Checking if a string is null
Regan Heath
regan at netmail.co.nz
Wed Jul 25 06:00:27 PDT 2007
>> So, "" is < and == null!?
>> and <=,== but not >=!?
>>
>
> You didn't update all writefln's :)
<hangs head in shame> What can I say, I'm having a bad morning.
> Anyway, it feels like an undefined area in the language. Do the specs
> say anything about how exactly arrays/strings/delegates should compare
> to null? It seems to be more than comparing the pointer part of the
> structs.
Not that I can find. The array page does say:
"Strings can be copied, compared, concatenated, and appended:"
..
"with the obvious semantics."
but not much more on the topic. Under "Array Initialization" we see:
* Pointers are initialized to null.
..
* Dynamic arrays are initialized to having 0 elements.
..
Which does not state that an array will be initialised to "null" but
rather to something with 0 elements.
To my mind something with 0 elements is 'empty' as opposed to being 'non
existant' which is typically represented by 'null' or a similar value
(like NAN for floats, 0xFF for char, etc).
So, it seems the spec is hinting/saying that arrays cannot be
non-existant, only empty (or not empty).
And yet in the current implementation there is clearly a difference
between 'null' and "" when it comes to arrays.
I'm still firmly in favour of there being 3 distinct states for an array:
* non existant (null)
* empty ("", length == 0)
* not empty (length > 0)
That said I'm all firmly in favour of not getting a seg-fault when I
have a reference to a non-existant array (we currently have this
behaviour and it's perfect).
All I think that needs 'fixing', and going back to your initial test case:
char[] s = "";
if (s is null) writefln("s is null");
if (s == null) writefln("s == null");
neither of these tests should evaluate 'true'.
The fact that the latter does indicates to me that the array compare is
first comparing length, seeing they're both 0 and assuming the arrays
must be equal.
I think instead it should also check the data pointer because in the
case of "" the data pointer is non-null.

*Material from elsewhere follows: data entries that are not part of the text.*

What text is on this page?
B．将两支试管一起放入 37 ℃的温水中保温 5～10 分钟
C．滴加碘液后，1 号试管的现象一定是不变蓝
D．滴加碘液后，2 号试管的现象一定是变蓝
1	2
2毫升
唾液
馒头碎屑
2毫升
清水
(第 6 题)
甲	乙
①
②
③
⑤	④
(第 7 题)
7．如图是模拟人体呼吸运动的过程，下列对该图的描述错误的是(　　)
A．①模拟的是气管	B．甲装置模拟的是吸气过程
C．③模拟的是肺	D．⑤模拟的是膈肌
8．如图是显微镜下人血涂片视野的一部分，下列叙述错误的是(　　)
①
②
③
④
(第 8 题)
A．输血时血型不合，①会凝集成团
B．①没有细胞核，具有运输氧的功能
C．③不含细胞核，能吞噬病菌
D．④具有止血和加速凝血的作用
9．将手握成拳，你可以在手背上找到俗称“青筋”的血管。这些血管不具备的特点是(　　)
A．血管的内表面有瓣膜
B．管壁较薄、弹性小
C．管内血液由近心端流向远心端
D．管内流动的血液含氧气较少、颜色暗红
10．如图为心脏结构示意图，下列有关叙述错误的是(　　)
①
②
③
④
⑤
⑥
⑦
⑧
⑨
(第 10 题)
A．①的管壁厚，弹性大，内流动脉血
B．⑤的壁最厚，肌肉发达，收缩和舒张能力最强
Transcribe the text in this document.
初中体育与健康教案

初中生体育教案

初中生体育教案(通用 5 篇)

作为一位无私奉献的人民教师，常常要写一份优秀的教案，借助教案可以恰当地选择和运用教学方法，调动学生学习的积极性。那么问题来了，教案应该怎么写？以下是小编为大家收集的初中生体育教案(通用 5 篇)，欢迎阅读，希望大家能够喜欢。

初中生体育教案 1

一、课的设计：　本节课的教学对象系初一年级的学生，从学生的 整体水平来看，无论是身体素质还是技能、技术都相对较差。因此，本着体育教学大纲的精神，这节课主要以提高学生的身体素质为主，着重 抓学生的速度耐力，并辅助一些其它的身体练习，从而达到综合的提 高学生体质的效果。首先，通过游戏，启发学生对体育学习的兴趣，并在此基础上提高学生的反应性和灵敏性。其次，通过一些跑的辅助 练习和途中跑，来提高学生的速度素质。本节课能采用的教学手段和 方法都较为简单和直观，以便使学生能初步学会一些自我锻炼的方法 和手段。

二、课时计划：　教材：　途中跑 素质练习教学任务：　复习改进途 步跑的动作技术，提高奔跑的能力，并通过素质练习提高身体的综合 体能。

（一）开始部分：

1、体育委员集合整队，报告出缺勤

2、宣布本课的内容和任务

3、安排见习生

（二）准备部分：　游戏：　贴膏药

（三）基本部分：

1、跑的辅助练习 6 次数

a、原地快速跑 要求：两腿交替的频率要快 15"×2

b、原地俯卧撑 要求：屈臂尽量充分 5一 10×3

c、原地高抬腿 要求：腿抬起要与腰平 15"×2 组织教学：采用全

The same is true for a zero
length slice i.e. s[0..0], it exists (data pointer is non-null) but is
empty (length is zero).
In short, the compare function should recognise the 3 states:
* non existant (data pointer is null)
* empty (data pointer is non-null, length is zero)
* not empty (length is > zero)
and never make the mistake of calling an array in one state equal to an
array in another state.
Regan
p.s. I am cross-posting and setting followup to digitalmars.D as it has
become more of a theory/discussion on D than a learning exercise :)
p.p.s Plus, I figure if Manfred cannot recall a discussion on this topic
we probably need another one about now.